Our family loves this Easy Baked Parmesan Chicken, so I took it up a notch by stuffing the chicken with spinach, cream cheese, mozzarella and parmesan cheese then smothering it with marinara.
It was a hit! The crumb coating on the outside got nice and crispy and the chicken was juicy and tender, just how we like it.
How to Make Spinach and Cheese Stuffed Chicken Bundles:
Don’t be fooled by their appearance! These Spinach and Cheese Stuffed Chicken Bundles are so easy to make.
Start by preheating the oven to 375 degrees F. While the oven preheats, combine softened cream cheese, drained spinach, parmesan cheese and some of the mozzarella cheese.
Season with salt and pepper, as desired.
This recipe uses frozen spinach, which retains a lot of water and can get a little soggy when it thaws out.
To drain my frozen spinach I place it in a wire mesh colander and press on it repeatedly with paper towels.
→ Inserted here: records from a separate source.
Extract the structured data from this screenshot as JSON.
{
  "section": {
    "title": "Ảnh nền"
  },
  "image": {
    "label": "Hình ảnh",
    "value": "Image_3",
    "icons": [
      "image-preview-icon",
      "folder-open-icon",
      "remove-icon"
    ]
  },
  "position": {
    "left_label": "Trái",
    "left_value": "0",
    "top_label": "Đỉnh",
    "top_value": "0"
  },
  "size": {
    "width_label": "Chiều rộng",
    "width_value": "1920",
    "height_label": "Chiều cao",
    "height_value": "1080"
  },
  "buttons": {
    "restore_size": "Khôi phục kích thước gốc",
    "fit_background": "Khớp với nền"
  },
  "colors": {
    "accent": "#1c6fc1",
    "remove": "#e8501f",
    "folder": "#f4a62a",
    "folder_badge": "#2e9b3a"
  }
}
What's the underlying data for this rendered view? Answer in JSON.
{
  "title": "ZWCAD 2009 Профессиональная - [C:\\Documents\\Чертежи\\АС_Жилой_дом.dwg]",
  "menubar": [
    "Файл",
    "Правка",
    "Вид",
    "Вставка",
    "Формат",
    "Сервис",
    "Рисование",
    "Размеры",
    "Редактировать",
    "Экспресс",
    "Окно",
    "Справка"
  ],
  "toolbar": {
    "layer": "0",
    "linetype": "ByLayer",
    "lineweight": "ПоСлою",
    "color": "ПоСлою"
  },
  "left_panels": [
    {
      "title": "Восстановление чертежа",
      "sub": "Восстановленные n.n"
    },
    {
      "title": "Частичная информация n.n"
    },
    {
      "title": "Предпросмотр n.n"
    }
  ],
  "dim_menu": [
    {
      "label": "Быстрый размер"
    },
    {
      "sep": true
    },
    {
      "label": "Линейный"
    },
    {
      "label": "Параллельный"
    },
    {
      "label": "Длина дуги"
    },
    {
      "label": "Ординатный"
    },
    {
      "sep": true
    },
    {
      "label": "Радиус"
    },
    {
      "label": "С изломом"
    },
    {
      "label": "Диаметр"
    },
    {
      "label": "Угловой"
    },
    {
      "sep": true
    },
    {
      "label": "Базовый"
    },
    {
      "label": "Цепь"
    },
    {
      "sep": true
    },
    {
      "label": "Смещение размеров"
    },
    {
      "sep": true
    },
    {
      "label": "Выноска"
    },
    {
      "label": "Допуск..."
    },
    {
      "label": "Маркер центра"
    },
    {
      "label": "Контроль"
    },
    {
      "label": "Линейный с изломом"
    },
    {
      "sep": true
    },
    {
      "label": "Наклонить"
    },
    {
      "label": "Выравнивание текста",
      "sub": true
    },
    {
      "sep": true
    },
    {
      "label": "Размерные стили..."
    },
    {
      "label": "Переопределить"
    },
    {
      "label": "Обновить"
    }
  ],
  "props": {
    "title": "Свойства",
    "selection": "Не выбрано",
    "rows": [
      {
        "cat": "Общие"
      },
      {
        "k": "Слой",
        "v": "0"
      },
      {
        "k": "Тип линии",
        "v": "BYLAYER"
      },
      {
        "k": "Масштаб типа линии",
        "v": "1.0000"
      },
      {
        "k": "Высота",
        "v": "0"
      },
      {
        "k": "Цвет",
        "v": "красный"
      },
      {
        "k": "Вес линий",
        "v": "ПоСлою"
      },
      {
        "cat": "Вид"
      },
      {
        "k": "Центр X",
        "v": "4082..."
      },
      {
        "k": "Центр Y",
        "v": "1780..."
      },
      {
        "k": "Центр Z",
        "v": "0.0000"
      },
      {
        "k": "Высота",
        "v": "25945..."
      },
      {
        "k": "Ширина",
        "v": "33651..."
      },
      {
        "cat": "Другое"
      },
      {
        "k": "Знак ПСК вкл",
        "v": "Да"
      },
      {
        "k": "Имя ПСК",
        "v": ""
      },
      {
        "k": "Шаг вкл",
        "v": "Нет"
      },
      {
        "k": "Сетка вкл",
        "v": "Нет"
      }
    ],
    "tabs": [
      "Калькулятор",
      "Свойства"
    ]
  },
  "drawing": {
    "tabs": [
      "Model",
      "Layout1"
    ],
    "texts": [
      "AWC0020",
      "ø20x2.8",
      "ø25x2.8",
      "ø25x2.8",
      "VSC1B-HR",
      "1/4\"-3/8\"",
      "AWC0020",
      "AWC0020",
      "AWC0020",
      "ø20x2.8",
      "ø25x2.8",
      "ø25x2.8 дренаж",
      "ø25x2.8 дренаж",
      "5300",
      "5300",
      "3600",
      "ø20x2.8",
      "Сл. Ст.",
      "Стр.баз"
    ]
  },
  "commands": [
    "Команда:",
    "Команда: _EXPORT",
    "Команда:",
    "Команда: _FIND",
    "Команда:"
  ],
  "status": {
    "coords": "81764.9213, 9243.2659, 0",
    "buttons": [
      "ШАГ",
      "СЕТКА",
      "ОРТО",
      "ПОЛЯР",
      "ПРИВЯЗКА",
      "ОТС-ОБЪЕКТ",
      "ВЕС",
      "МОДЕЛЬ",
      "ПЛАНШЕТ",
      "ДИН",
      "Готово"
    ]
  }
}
That way the paper towels absorb some of the liquid and the rest drains through the colander.
However you decide to drain your spinach, just try and get all the excess liquid out.
You also want to prep your chicken breasts. Cut boneless, skinless chicken breasts in half so they are about 1/4-inch thick and set aside.
Place a few tablespoons of the spinach mixture on the widest end of each chicken breast. Roll them up and secure each bundle with toothpicks.
Be sure to remember how many toothpicks you use so you can make sure to remove the correct amount of toothpicks after baking.
Next, you will dip each chicken bundle in egg and then coat it in crushed cracker crumbs.
Place each dipped chicken bundle seam side down in a 9×13-inch baking pan sprayed with nonstick cooking spray.
Bake for 30 minutes then remove from the oven. Carefully remove all toothpicks from the chicken bundles.
Spoon marinara onto each chicken bundle then sprinkle on remaining mozzarella cheese.
Place back in the oven for 10 minutes, or until cheese is melted.